CLEVELAND -- The man behind the defense that forced Johnny Manziel into a disastrous NFL starting debut says the Browns quarterback has a shot to be a productive starter and can look to Drew Brees for small-statured quarterback inspiration.

Cincinnati Bengals defensive coordinator Paul Guenther, whose defense mugged Manziel for two interceptions, three sacks and 80 passing yards allowed in a 30-0 Browns home loss, told ESPN "Honestly, I think the kid needs more time" before anyone writes him off.

The Dec. 14 game launched a downward spiral for Manziel, who left his next start at Carolina and did not play in the Browns' season finale.

The Bengals employed a strategy similar to what LSU did while Manziel was at Texas A&M -- sealing the edge and forcing him to stay in the pocket. That accentuated Manziel's 6-foot-0, 210-pound frame, but Guenther said quarterbacks at any size can learn to operate from the pocket.

"Drew Brees did it," Guenther said. "I know Drew is a little bit thicker than Johnny but about the same height. ... I don't see any reason why he can't do it up there. [Manziel] was such a high-profile guy out of college and everyone expected what he did at Texas A&M, but it's a man's game, it's a lot different, and it takes time. You have to take your lumps a little bit."

Brees is listed at 6-0, 209 pounds.

Guenther blames Manziel's Week 15 struggles on the state of the Bengals, who wanted redemption after an underwhelming 24-3 loss to the Browns on "Thursday Night Football" on Nov. 6.
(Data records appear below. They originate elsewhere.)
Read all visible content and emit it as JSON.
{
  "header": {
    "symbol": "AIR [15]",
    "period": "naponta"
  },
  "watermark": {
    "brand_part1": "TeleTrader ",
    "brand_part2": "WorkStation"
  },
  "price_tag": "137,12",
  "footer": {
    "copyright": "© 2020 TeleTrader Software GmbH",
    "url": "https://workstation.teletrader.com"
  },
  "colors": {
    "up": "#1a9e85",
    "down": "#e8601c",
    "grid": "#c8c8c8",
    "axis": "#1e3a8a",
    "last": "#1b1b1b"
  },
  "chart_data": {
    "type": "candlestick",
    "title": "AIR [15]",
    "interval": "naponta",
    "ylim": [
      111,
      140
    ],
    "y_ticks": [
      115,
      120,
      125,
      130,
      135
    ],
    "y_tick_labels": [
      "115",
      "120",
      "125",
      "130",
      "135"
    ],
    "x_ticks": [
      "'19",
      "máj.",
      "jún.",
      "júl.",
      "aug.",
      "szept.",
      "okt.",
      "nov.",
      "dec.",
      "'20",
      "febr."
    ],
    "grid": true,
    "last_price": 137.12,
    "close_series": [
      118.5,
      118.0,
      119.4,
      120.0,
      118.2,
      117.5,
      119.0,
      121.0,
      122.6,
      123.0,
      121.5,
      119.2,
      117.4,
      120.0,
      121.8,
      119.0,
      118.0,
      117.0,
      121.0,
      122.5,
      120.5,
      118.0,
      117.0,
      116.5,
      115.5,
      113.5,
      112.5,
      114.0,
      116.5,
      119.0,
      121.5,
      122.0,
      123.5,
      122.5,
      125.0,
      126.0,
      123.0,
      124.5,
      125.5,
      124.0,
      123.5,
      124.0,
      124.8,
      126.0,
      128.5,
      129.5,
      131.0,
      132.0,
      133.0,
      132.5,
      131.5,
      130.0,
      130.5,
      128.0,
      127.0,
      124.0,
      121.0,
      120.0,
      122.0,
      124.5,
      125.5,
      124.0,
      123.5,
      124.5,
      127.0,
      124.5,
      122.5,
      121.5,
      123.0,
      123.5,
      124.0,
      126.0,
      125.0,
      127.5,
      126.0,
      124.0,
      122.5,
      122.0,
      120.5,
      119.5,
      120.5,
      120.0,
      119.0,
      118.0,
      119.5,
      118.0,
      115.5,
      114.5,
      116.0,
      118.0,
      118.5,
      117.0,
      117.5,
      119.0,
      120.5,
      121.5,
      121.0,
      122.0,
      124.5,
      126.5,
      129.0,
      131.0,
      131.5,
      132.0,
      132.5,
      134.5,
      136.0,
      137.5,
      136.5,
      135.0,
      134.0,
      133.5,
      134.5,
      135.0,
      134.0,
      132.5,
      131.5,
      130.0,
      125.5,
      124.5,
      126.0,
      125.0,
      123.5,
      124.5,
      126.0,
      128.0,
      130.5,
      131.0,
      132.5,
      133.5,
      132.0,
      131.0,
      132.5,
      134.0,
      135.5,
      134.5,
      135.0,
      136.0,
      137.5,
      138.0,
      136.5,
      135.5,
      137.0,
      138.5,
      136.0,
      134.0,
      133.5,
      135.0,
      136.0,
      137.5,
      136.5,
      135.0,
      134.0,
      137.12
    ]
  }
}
The Bengals held the Browns to their first home shutout since 2009. Manziel became the first quarterback to start his first game and be shut out since Tennessee's Rusty Smith in 2010. The Bengals taunted Manziel after sacks, with defensive end Wallace Gilberry flashing Manziel's money signs in his vicinity. After the game, Gilberry said "he kind of brought that on himself." The Bengals showed Manziel "this ain't college," defensive tackle Domata Peko said.

Manziel, who is currently the Browns' No. 2 quarterback behind Josh McCown, said in a mid-June news conference that he is moving on from the celebratory money signs, hoping to focus on his play and professionalism.

"I think he has good feet, is obviously a threat to run it, and I think in the right system he can be a good player," Guenther said. "There was so much expected in his first game, and maybe some of that was self-warranted, but it was so much from the fan base that you have to let him make mistakes."

Last season, former Browns coordinator Kyle Shahanan tried to get Manziel comfortable with different looks out of the shotgun, but the quarterback wasn't ready to handle it, later calling his rookie season a "disaster" from a preparation and maturity standpoint. New coordinator John DeFilippo has said Manziel is improving his understanding of NFL offenses, such as formations and pre-snap reads. DeFilippo wants Manziel to use his athleticism on the field when warranted, he said.

Guenther recognizes that loss to the Bengals in December vacuumed all momentum from the Browns, who still had playoff hopes at 7-6.

"The stadium was packed, it was loud, and I knew we have to make sure to get on this guy early and not give him confidence," Guenther recalled. "Just keep those broken plays to a minimum."